The city council today could give final approval for sales tax breaks on a project that would convert the Crossroad’s historic Pabst Brewing Co. and Pendergast buildings to a boutique hotel.

The plans and zoning committee on Wednesday recommended approval and advanced the measure.

The project, praised by neighbors and historic preservation activists, sets up another possible confrontation with opponents of tax breaks for developers in the Crossroads Arts District.

Opponents recently killed another praised Crossroads project by delaying it for a public vote.

Now the Aparium Hotel Group of Chicago wants to convert the historic buildings, vacant for 20 years, into what it says would be a special hotel that locals would visit.

It would include work and exhibits by local artists and an upscale restaurant intended to attract area residents, they say.

The company was also the first to pay $20,000 to go through a new outside audit intended to scale any tax breaks down to just what is needed for the project.

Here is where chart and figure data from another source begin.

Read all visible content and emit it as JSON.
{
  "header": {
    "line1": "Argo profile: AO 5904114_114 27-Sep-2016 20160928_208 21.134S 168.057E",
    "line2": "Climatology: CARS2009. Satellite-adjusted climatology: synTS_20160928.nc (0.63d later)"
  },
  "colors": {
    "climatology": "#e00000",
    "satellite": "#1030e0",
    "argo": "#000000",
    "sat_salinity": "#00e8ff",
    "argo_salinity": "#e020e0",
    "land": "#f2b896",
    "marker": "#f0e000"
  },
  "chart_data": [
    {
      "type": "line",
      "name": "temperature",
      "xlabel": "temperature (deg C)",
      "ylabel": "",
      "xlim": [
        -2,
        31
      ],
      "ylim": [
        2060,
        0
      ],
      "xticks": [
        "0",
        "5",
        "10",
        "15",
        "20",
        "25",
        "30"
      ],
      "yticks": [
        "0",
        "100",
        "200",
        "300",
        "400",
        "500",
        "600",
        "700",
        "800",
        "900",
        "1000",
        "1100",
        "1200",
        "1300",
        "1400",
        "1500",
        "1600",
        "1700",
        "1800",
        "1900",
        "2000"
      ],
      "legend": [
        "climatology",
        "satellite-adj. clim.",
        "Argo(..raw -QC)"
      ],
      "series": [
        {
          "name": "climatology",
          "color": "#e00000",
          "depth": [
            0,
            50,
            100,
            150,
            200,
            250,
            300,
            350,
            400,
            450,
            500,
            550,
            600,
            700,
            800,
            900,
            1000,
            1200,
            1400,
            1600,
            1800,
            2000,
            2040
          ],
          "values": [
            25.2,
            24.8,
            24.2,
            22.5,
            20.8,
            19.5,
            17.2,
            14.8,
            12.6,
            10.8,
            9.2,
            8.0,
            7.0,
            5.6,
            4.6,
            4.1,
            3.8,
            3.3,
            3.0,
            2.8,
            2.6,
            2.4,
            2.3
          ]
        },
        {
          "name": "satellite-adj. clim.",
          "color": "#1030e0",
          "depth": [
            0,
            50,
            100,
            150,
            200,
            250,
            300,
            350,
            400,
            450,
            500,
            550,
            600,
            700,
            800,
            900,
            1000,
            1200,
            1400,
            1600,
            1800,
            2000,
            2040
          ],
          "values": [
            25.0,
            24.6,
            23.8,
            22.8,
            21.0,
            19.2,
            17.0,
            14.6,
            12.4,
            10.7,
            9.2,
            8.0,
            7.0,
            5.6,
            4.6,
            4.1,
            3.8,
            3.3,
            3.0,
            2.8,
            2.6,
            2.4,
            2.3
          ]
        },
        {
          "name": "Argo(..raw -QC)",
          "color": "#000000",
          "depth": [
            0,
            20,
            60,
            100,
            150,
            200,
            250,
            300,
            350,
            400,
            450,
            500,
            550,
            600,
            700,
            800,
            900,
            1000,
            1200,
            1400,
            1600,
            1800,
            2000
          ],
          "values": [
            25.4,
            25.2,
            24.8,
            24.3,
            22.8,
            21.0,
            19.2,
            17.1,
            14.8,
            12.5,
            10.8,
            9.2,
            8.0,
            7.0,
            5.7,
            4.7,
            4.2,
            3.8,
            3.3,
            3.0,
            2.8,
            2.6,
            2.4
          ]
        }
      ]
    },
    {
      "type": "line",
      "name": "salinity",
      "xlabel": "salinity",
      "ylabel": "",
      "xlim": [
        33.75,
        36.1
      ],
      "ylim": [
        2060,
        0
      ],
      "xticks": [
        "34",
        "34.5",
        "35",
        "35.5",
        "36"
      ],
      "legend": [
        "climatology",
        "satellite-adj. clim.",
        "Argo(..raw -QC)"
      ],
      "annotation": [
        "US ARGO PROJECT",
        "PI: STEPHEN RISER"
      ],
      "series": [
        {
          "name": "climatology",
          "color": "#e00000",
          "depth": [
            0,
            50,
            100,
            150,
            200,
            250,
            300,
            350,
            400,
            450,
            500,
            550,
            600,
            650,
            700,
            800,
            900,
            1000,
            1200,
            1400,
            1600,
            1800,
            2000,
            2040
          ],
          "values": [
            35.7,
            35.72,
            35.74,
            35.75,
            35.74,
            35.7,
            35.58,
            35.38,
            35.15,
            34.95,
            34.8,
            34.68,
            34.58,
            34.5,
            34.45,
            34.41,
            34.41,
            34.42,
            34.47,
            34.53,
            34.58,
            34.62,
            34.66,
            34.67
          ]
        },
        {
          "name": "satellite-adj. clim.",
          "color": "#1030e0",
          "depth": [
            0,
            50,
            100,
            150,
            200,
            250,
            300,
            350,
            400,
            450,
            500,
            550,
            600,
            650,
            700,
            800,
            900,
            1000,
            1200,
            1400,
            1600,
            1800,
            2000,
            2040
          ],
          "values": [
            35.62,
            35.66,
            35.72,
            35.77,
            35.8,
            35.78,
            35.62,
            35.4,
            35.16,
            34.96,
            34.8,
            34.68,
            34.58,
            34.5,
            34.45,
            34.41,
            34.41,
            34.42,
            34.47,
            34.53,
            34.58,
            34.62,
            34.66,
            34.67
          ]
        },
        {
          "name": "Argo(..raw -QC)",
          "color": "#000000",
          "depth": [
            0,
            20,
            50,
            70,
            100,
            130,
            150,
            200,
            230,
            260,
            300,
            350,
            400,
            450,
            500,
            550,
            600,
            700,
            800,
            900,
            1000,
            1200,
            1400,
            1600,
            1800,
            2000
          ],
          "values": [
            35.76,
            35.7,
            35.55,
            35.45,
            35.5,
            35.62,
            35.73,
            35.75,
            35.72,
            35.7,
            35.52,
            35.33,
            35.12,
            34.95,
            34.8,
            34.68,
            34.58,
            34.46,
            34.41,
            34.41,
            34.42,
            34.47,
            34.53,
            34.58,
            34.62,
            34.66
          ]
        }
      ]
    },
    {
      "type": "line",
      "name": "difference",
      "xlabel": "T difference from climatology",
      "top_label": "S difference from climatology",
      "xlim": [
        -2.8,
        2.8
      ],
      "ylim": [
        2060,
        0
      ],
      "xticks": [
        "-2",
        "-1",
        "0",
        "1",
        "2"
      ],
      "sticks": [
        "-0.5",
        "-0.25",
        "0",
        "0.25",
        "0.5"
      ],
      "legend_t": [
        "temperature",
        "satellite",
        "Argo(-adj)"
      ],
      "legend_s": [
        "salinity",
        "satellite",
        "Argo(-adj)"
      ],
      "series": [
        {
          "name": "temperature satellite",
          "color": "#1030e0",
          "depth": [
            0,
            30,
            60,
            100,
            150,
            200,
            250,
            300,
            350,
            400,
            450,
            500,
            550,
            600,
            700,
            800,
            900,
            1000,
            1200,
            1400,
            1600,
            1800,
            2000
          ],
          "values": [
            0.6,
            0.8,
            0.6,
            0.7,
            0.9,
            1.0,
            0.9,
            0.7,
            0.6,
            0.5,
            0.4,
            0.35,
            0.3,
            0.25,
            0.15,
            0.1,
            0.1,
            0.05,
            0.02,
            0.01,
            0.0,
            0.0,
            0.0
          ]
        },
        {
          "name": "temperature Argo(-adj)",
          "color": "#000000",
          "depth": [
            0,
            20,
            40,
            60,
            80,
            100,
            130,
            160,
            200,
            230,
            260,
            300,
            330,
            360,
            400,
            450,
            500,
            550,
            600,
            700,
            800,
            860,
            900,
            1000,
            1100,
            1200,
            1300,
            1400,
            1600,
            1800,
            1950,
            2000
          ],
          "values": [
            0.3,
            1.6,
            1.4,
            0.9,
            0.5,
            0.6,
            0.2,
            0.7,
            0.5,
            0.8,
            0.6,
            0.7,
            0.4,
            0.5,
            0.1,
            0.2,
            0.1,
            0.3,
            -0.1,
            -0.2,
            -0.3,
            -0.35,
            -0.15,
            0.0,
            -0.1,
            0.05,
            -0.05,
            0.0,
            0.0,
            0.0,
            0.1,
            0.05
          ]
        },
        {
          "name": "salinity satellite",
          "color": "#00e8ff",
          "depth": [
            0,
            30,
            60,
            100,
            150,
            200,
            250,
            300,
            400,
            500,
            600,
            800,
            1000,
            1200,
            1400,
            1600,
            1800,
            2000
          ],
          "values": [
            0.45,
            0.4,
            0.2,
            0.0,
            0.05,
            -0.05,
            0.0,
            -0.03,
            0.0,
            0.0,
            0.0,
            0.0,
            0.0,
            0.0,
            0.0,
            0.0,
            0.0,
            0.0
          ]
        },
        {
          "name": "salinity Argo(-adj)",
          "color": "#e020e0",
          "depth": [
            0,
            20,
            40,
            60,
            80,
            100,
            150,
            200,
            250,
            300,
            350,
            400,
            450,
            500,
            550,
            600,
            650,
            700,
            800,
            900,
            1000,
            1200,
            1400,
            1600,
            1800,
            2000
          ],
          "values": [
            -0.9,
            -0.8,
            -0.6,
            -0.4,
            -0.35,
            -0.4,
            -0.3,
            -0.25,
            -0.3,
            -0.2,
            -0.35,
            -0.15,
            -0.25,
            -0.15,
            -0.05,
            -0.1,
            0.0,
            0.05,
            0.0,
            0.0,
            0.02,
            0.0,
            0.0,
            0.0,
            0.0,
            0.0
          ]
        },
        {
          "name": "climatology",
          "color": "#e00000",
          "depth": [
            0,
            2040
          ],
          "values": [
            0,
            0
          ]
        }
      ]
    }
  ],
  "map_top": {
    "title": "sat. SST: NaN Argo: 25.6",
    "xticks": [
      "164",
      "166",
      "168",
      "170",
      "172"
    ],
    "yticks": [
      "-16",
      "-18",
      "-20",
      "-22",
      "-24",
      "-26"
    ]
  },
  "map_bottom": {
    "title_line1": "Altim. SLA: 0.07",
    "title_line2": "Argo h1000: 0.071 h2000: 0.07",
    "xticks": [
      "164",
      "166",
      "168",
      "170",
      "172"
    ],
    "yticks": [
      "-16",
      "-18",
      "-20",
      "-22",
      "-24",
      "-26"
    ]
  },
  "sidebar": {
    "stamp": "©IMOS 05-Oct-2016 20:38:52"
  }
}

The sales tax break would allow money raised there to go toward the project. The company says it will request other tax breaks – overall $1.8 million less than allowed by law – and will continue to pay at least $42,000 a year in property taxes that are due now.

If completed, the project will eventually pay $330,000 a year in taxes, officials said.

The project would create 150 jobs that pay about $40,000 a year and developers pledge $1.5 million will go to local artisans.

The Pabst and Pendergast buildings are at 2101 and 2107 Central St. The Pabst building went up as a bottling plant in 1911 and later expanded into the building boss Tom Pendergast used for his distilling company in the 1920s.

Suzie Aron, former president of the Crossroads Community Association, said the long-vacant, graffiti-scared complex is clearly blighted.

“Everyone can see it and everyone cares what the heck is going to happen to it,” she said.